Over the last decade, the rise of smartphones and tablets has fundamentally transformed the semiconductor business. As the market has matured, however, an increasingly large number of companies have struggled to remain profitable. Firms like Samsung and Apple earn the vast majority of the profits on smartphone sales. A handful of SoC providers dominate the component business, with Qualcomm at the relative top of the market and companies like Rockchip, Allwinner, and Mediatek holding large swathes of the budget and midrange segments.
The above means less profit for other firms.

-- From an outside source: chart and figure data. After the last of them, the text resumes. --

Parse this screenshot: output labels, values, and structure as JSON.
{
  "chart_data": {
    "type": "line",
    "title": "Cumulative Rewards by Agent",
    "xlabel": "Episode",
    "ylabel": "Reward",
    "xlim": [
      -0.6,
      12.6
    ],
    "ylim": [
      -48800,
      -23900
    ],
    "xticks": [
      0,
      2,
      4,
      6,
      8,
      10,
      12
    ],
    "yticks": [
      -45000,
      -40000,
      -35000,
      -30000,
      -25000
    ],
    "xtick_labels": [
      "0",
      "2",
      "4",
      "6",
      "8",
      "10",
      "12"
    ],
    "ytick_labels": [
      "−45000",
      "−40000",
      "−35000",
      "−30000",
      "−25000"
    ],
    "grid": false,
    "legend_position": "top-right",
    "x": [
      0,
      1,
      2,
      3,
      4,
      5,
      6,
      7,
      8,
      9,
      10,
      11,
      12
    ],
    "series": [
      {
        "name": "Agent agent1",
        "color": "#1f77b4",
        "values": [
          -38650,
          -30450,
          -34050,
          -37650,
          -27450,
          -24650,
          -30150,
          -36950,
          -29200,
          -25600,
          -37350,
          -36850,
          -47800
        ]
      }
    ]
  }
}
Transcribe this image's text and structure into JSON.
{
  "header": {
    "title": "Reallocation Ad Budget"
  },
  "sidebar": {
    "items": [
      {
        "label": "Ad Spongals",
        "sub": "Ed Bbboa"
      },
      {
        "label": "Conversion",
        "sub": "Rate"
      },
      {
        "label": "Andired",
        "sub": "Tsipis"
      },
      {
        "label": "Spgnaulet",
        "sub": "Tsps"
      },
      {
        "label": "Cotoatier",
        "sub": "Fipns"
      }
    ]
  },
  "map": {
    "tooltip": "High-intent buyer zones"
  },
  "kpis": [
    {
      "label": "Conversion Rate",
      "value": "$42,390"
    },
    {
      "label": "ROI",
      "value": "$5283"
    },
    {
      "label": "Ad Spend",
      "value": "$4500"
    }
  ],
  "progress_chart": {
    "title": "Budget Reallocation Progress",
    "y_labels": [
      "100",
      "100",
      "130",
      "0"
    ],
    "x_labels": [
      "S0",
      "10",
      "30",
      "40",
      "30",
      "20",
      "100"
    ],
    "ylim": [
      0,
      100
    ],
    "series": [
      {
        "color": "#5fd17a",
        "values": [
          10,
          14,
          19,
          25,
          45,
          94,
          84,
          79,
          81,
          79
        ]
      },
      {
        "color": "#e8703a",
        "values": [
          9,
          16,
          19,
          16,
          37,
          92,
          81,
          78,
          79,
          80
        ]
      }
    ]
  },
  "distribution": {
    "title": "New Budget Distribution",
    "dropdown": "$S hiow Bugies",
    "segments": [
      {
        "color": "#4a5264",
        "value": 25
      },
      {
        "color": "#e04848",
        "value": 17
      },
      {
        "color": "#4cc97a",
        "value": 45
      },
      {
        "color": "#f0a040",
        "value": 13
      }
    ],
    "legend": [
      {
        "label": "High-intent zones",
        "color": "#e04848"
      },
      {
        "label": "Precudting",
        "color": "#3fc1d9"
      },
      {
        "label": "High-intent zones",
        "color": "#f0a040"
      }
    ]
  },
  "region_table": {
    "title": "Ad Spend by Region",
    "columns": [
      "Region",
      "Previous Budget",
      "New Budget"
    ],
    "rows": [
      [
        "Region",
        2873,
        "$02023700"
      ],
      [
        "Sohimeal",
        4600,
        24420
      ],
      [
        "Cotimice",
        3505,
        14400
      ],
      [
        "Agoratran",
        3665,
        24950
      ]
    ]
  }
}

If Computex was any indication, these companies are looking towards emerging markets in self-driving cars, the Internet of Things, next-generation connectivity solutions, artificial intelligence, and a range of other topics.
“We are going from hype phase to more a reality phase with real products. You can see them, you can feel them,” Hugo Swart, head of Qualcomm’s consumer electronics and IoT businesses, told Reuters. “I see last year was a year of a lot of promises and this year is a material realization.”

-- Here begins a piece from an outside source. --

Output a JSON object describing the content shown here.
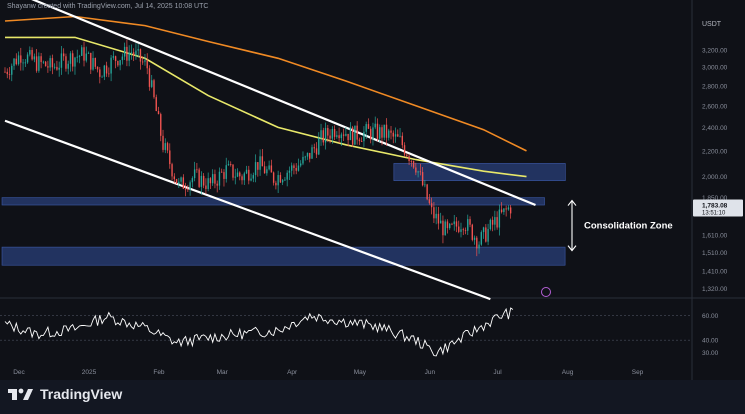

ExtremeTech spoke to Anshel Sag, an analyst with Moor Insights & Strategy, who talked about how the focus and nature of the Computex trade show is changing. “Computex was always more of a traditionally PC hardware for both consumers and business show. Now it’s turned into more of a high-end PC hardware show with IoT to boot,” Sag said. “Many of the Taiwanese vendors want to get involved in IoT and that’s why you’re seeing so much support for them from the chip vendors.” Chip vendors, in this case, refers to companies like ARM, Intel, MediaTek, Qualcomm, and other SoC designers.
These reports jive with what we’ve seen from companies like AMD, Nvidia, Tesla, Uber, and Waymo over the past few years. After largely sitting out the AI market, AMD is positioning its upcoming Vega products for AI and HPC workloads, Nvidia is making a huge push into self-driving vehicles, Tesla already has its Autopilot feature on the market, and Alphabet’s Waymo project could team up with Honda to bring self-driving cars out by 2020. We tend to think about the markets for these products as being strictly tied to the sale of just one vehicle, but the number of discrete components that go into creating one self-driving car is enormous.

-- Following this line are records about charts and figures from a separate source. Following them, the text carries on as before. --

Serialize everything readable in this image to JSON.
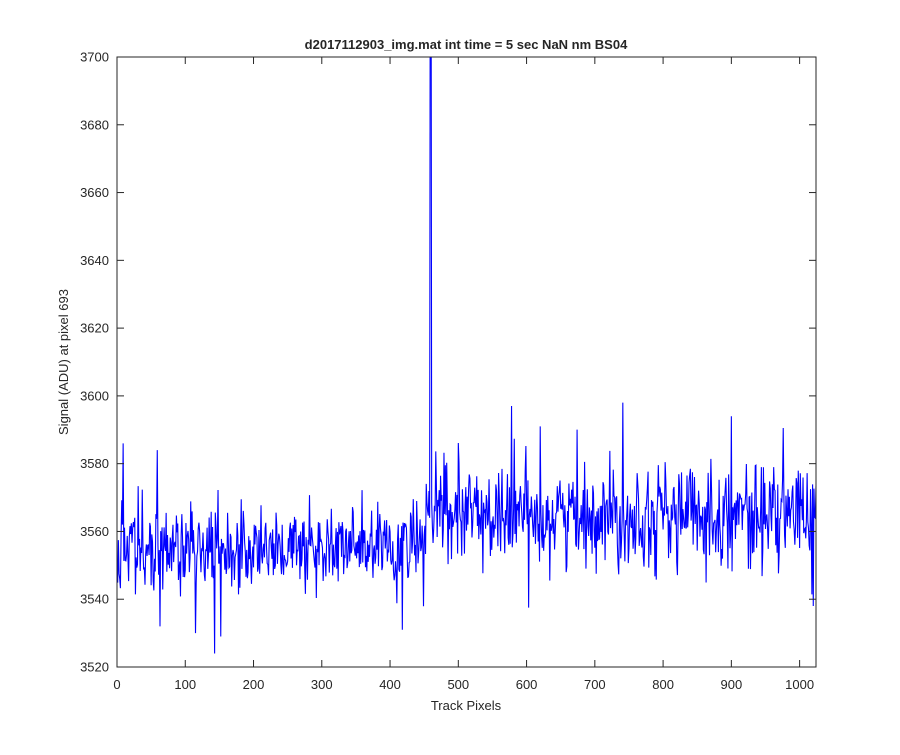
{
  "chart_data": {
    "type": "line",
    "title": "d2017112903_img.mat int time = 5 sec  NaN nm BS04",
    "xlabel": "Track Pixels",
    "ylabel": "Signal (ADU) at pixel 693",
    "xlim": [
      0,
      1024
    ],
    "ylim": [
      3520,
      3700
    ],
    "xticks": [
      0,
      100,
      200,
      300,
      400,
      500,
      600,
      700,
      800,
      900,
      1000
    ],
    "yticks": [
      3520,
      3540,
      3560,
      3580,
      3600,
      3620,
      3640,
      3660,
      3680,
      3700
    ],
    "grid": false,
    "box": true,
    "series": [
      {
        "color": "#0000ff",
        "description": "1024 noisy samples around ~3555 ADU (x<450) and ~3565 ADU (x>=450), with a single spike clipped above 3700 at x≈459",
        "x_start": 1,
        "x_end": 1024,
        "baseline_segments": [
          {
            "x_from": 1,
            "x_to": 450,
            "mean": 3555,
            "noise_std": 6.5
          },
          {
            "x_from": 451,
            "x_to": 1024,
            "mean": 3565,
            "noise_std": 7.5
          }
        ],
        "notable_points": [
          {
            "x": 9,
            "y": 3586
          },
          {
            "x": 59,
            "y": 3584
          },
          {
            "x": 63,
            "y": 3532
          },
          {
            "x": 115,
            "y": 3530
          },
          {
            "x": 143,
            "y": 3524
          },
          {
            "x": 152,
            "y": 3529
          },
          {
            "x": 418,
            "y": 3531
          },
          {
            "x": 459,
            "y": 3700
          },
          {
            "x": 460,
            "y": 3700
          },
          {
            "x": 578,
            "y": 3597
          },
          {
            "x": 620,
            "y": 3591
          },
          {
            "x": 741,
            "y": 3598
          },
          {
            "x": 900,
            "y": 3594
          },
          {
            "x": 1020,
            "y": 3538
          }
        ]
      }
    ]
  }
}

According to Sag, devices like smart toasters and fridges draw a fair amount of derision, but they aren’t where most companies are actually focusing their R&D efforts. At the same time, however, nobody really knows what killer capabilities, analytics, or technologies will be the first to drive mass consumer adoption and support. Wearables, to date, have only had a modest impact. But that could change as technology, battery life, and software all improve. Nobody wants to be caught napping when and if that happens, so we’re seeing a lot of mud get flung at the wall in the name of finding out what might stick.